Гинноскэ повёл фонарём, и свет его прорезал окружавшую их темноту. Нет, никто и ничто не могло издавать какие-либо звуки. Небо было точно зеркало, отражающее звёзды, земля — точно огромная тень.

Гинноскэ засмеялся.

— Ну, убедился ты наконец, что никого нет? Я никогда не верю ни своим ушам, ни своим глазам, пока не возьму в руки и не пощупаю. Все эти голоса — суть физиология.

Однако здорово холодно. Я больше не могу так стоять. Идём!

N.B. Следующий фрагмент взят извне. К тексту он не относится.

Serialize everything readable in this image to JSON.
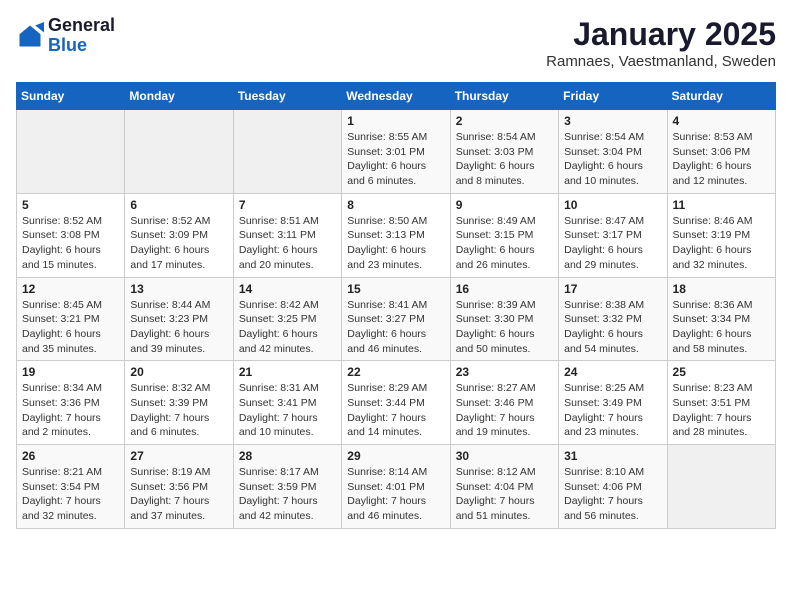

Всю ночь Усимацу не мог сомкнуть глаз. Лёжа в постели, он всё время думал об отце и о Рэнтаро. Гинноскэ же сразу захрапел. Как завидовал Усимацу, глядя на спокойное лицо товарища, его безмятежному сну! Среди ночи он вдруг тихонько встал с постели, засветил поярче слабо горевшую лампу и принялся писать письмо Рэнтаро. Он решил соблюдать осторожность и даже такое обычное письмо, выражавшее лишь сочувствие по поводу болезни, хотел написать втайне от всех. По временам Усимацу прерывал письмо и поглядывал на Гинноскэ. Тот спал крепко, его большой рот был открыт, как у рыбы, вытащенной из воды.

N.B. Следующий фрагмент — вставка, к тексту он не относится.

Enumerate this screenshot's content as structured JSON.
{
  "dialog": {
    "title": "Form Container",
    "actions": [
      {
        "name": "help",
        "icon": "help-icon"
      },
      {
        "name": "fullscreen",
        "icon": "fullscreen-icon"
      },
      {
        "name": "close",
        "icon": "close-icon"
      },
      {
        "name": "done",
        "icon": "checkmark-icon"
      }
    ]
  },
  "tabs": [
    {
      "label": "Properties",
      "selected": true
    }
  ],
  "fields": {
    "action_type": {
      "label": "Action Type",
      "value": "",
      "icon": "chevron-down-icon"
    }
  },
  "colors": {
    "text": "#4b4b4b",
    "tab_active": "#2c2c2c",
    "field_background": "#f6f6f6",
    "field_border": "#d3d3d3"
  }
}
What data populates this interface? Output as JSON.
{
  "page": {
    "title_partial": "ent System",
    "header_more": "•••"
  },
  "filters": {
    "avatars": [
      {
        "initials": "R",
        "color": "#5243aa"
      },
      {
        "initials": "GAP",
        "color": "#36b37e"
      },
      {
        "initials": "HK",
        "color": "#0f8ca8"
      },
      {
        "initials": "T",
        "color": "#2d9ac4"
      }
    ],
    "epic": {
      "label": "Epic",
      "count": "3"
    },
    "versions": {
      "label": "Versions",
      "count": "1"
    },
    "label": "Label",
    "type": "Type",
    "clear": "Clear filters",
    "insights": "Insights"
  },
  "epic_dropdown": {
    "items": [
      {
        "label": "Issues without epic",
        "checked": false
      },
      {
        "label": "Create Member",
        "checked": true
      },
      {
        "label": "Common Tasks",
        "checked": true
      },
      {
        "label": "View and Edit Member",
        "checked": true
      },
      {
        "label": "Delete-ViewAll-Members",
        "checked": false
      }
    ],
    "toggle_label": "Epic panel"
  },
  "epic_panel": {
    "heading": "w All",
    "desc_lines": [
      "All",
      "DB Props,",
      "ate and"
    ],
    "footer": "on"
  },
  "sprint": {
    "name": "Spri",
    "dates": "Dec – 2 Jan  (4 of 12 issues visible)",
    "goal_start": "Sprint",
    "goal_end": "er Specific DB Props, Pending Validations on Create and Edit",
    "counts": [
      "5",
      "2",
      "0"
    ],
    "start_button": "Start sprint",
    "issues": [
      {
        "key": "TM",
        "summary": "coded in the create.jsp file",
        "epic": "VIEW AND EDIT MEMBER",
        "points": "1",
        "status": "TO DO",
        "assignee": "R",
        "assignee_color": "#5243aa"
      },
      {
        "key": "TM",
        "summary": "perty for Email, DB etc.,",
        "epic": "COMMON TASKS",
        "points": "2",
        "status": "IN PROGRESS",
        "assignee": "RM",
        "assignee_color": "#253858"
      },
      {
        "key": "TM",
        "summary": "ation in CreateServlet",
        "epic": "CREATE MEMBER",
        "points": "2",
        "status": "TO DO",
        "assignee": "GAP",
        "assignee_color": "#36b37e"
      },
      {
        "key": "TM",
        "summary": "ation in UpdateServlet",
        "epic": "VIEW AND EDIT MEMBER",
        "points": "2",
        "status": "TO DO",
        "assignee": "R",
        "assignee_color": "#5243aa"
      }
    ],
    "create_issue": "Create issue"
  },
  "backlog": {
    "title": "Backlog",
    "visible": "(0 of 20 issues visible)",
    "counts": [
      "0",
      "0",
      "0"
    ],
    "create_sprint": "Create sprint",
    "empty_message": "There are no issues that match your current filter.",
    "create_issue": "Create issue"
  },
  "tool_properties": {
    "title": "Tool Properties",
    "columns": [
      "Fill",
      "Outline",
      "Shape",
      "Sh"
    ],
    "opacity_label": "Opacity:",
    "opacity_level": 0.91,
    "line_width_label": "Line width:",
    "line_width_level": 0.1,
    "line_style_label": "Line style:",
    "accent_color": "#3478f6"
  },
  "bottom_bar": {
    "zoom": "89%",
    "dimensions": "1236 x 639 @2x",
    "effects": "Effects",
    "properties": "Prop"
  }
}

Усимацу был немного знаком с Рэнтаро. Он несколько раз встречался с ним, а в этом году два или три раза обменялся письмами. Но Рэнтаро считал Усимацу просто расположенным к нему знакомым, ему и в голову не приходило, что Усимацу такого же происхождения, как и он сам. А Усимацу не решался открыть свою тайну. Поэтому он чувствовал себя скованным, и многое из того, что переполняло его душу, в письме осталось невысказанным. Отчего он так преклоняется перед Рэнтаро? Если б только он мог объяснить одно это, писать об остальном и не понадобилось бы. Если б можно было это сделать! Но он не мог, и в этом была его слабость. Письмо получилось самое обыкновенное. Когда он написал в конце: «Иноко Рэнтаро от Сэгавы Усимацу», — ему показалось, что он обманул свою совесть. Усимацу швырнул кисточку, спрятал письмо и опять забрался в холодную постель. Но стоило ему смежить глаза, как сразу же начинались страшные видения, и он просыпался.

Утром в школу прибежал Сё-дурак из Рэнгэдзи; ему нужно было непременно видеть Усимацу. На вопрос школьного служителя: «Зачем?» — Сёта твердил: «Мне нужно передать ему лично». Когда Усимацу спустился в вестибюль, Сёта протянул ему телеграмму. Усимацу поспешно развернул её. В ней кратко сообщалось, что скончался отец. Усимацу, потрясённый, не веря своим глазам, прочитал телеграмму снова. Сомнений не было, это было сообщение о смерти отца. И стояла подпись дяди из Нэцу. Дядя просил: «Приезжай немедленно».